Mi trovo davanti ad un silenzioso prato estivo. La linea degli alberi mi protegge dal mondo che non conosco, perchè la mia sottile agorafobia mi porta a privilegiare le aree contenute in questo modo, se non proprio gli spazi chiusi o (come desidererei nei miei sogni) quelli sotterranei. E’ un sentimento perfetto quello che provo a quest’ora, le dieci del mattino, mentre sono già avviato a completare l’intero lavoro della giornata, per me cominciato alle cinque, e che non ho ancora interrotto per la colazione. Il mio pensiero oggi va ai miei lavori mai completati, che si sono inariditi insieme alla passione che mi aveva portato ad incominciarli. Sono pensieri patetici quelli che ho mentre mi dirigo alla cucina per preparare pane e caffè, ma mai veri rimpianti.
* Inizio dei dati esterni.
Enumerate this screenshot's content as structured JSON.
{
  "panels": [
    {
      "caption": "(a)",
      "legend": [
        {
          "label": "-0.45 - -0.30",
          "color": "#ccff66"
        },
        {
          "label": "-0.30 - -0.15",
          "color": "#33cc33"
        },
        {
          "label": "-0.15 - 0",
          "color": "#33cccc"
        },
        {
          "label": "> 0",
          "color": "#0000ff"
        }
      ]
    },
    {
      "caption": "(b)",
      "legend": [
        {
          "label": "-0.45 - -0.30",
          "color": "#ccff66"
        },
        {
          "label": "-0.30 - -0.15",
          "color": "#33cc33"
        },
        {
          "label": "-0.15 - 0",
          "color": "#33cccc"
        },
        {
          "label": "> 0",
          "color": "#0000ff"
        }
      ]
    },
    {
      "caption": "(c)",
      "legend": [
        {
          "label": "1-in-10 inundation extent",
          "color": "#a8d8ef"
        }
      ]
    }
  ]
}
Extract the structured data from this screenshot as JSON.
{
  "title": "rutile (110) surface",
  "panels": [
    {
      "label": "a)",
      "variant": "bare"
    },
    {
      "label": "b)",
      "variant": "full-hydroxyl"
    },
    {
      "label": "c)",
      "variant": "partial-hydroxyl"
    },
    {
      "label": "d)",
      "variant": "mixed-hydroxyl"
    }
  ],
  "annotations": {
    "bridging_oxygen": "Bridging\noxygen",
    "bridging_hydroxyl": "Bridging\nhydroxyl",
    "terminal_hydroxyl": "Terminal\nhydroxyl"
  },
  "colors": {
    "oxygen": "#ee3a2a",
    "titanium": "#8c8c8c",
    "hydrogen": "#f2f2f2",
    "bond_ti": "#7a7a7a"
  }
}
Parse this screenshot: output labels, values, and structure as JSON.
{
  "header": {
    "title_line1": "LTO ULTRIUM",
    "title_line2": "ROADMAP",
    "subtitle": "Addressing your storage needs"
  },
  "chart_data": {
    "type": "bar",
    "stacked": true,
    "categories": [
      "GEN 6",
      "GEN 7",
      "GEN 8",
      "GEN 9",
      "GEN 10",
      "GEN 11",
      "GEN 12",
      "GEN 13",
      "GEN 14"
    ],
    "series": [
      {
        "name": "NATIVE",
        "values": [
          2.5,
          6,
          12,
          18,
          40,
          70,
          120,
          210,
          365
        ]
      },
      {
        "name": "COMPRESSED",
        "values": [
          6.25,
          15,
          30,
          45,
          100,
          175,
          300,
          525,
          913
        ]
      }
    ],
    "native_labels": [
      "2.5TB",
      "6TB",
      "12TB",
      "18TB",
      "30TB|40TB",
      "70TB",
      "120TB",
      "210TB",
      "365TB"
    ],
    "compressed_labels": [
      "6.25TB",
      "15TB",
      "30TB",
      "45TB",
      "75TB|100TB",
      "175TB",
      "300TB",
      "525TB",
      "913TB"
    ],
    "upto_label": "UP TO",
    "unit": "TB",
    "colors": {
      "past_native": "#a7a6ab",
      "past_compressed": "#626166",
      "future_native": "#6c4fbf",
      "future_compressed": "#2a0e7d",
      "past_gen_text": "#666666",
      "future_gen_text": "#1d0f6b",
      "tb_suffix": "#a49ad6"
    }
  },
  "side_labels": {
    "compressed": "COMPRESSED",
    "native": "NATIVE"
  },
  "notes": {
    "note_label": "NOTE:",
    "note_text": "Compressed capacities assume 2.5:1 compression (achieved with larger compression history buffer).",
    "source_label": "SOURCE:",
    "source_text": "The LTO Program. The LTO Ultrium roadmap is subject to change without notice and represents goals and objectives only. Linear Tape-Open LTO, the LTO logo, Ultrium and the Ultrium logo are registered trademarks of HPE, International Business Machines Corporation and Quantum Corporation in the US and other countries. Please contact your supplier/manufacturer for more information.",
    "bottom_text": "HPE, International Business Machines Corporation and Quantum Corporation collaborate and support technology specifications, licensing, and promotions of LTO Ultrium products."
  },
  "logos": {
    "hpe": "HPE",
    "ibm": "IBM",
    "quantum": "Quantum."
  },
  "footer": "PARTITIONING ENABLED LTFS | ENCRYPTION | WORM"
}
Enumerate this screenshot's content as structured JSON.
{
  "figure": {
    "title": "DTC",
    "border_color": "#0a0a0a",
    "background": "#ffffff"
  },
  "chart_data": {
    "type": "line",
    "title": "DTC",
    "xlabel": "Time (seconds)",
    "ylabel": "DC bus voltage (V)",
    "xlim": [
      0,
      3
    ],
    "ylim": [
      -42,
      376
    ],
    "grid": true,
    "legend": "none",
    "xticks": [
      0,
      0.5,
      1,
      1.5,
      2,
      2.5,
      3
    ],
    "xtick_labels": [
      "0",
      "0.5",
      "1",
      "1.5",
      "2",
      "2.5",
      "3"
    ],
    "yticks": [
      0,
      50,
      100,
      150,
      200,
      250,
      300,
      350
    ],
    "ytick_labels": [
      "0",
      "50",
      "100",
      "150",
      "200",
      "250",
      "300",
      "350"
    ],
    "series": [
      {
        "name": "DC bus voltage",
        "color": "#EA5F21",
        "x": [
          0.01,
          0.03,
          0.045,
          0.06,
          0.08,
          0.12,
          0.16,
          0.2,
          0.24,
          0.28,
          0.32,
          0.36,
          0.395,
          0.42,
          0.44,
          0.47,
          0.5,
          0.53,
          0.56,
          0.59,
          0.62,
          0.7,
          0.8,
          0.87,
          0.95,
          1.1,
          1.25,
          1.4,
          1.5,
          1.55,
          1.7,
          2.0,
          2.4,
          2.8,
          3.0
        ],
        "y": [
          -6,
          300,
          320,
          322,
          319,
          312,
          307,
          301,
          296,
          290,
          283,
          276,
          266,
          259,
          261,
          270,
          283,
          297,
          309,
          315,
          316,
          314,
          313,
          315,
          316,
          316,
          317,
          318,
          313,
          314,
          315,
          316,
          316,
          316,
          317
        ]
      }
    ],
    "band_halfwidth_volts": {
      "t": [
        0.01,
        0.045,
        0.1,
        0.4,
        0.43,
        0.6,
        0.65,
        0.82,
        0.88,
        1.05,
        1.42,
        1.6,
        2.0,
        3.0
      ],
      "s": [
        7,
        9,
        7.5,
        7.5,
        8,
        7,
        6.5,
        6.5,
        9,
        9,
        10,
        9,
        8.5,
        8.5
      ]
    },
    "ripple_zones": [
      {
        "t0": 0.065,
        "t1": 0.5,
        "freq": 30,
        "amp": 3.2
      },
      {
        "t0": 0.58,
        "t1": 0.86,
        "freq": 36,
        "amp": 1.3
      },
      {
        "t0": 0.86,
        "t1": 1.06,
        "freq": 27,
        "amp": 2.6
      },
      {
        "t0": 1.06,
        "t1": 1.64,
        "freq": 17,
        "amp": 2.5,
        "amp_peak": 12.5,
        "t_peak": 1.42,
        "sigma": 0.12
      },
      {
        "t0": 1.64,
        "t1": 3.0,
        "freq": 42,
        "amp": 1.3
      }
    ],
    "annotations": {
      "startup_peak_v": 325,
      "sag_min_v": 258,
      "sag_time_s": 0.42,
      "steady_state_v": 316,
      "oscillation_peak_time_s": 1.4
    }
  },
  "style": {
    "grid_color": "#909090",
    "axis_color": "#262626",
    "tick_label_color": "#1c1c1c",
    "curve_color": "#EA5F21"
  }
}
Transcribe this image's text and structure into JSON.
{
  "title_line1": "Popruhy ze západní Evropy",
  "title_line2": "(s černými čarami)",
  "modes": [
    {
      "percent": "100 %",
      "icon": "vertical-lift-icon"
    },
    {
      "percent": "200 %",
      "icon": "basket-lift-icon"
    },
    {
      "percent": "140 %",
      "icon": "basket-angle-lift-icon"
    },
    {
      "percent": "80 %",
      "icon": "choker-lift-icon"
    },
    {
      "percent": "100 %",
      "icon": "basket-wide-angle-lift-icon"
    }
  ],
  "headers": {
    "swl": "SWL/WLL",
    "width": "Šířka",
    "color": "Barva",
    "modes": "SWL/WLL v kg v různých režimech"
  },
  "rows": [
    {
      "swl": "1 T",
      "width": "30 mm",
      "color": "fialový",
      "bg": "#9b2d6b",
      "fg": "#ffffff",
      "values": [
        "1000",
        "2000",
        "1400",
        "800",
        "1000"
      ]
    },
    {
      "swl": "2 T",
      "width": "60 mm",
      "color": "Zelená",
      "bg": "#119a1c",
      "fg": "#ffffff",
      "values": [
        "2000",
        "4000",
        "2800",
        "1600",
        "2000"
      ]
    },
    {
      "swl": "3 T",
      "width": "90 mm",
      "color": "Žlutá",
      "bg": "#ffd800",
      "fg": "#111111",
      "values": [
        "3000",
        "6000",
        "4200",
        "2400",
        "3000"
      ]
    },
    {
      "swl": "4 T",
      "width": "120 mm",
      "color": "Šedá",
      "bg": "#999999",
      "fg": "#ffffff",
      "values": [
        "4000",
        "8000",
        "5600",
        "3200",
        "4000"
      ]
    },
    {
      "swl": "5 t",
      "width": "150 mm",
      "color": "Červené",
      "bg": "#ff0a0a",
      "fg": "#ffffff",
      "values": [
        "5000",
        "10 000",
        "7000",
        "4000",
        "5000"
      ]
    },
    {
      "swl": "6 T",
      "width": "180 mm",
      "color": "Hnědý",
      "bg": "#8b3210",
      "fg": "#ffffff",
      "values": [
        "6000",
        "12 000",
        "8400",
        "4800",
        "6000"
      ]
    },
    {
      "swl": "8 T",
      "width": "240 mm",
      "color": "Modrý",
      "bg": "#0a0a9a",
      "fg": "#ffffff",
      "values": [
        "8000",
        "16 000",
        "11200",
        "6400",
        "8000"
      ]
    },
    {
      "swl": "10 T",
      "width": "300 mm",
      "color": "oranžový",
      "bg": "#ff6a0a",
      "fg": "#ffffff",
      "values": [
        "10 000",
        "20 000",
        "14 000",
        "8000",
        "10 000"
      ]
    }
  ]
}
Di tutte le persone che ho conosciuto, energetiche o patetiche che siano state, ricordo quelle che mi hanno insegnato come fare bene un lavoro: costruire un modello di apparecchio aliante, arrostire gli scampi sulla griglia leggerissima di fil di ferro, pizzicare le corde di acciaio della chitarra con il plettro. Ricordo le loro voci, sparse e rarefatte mentre accompagnavano i gesti, molto meno ricordo le parole dette. Sul fondo, ricordo benissimo i luoghi e gli ambienti in cui le istruzioni venivano impartite, così rilevanti nelle luci e nei colori. Ricordo i percorsi emotivi necessariamente compiuti per raggiungere quei luoghi, sempre staccati dalla routine, sempre in qualche modo impervi, utili a portare la mia mente ad un maggiore livello di attenzione.

L’aria è carica di onde inudibili. Sopra i flebili sospiri del vento sull’erba che appare per un momento, oltre al frinire sottile e continuo di grilli e cicale che cedono il posto gli uni alle altre, una miriade di onde soniche tempestano l’aria come raggi di luce, impercepibile solo se i mezzi di ascolto sono limitati, magari da una attitudine distratta, o dalla persuasione che del mondo abbiamo visto ed ascoltato tutto. Pure il sottile filo di rame, collegato a piccoli debolissimi circuiti di amplificazione elettronica elementare, la più arcaica e primitiva delle attrezzature radiofoniche, permetto di decifrare queste onde, a portare i suoni da esse contenute ad una definitiva udibilità. Come l’ape, la mosca e la zanzara che appaiono improvvisamente, queste onde appartengono, vivono e muovono in dimensioni diverse dalla mia, non solo nello spazio ma probabilmente anche nel tempo.

L’impermanenza del suono rende la memoria labile. Qualunque suono dura pochissimo, destinato a ripetersi mai più. Ciascun fraseggio è irrimediabilmente legato al suo tempo, nello spazio, chè mai più sarà lo stesso. Chiamiamo memoria ogni capacità rievocativa utile e ricostruire il sentimento che quel fraseggio ha ispirato, provocato, sostenuto. Ma nessuna memoria rende attuale ciò che accadde, nessuna ricostruzione sentimentale tiene conto di tutte le condizioni necessarie alla particolare evoluzione dinamica che ci colpì. Lavoriamo, in modo creativo e competente, per permettere l’estensione di un momento nel tempo, manipolando la natura in modo culturale. A perpetuare ciò che sarebbe passato rinnovandone l’essenza, in un canto di sirene spettrali che fluttui tra le diverse dimensioni della nostra esistenza, insieme a chi la condivide nel breve istante in cui le nostre diverse dimensioni collidono.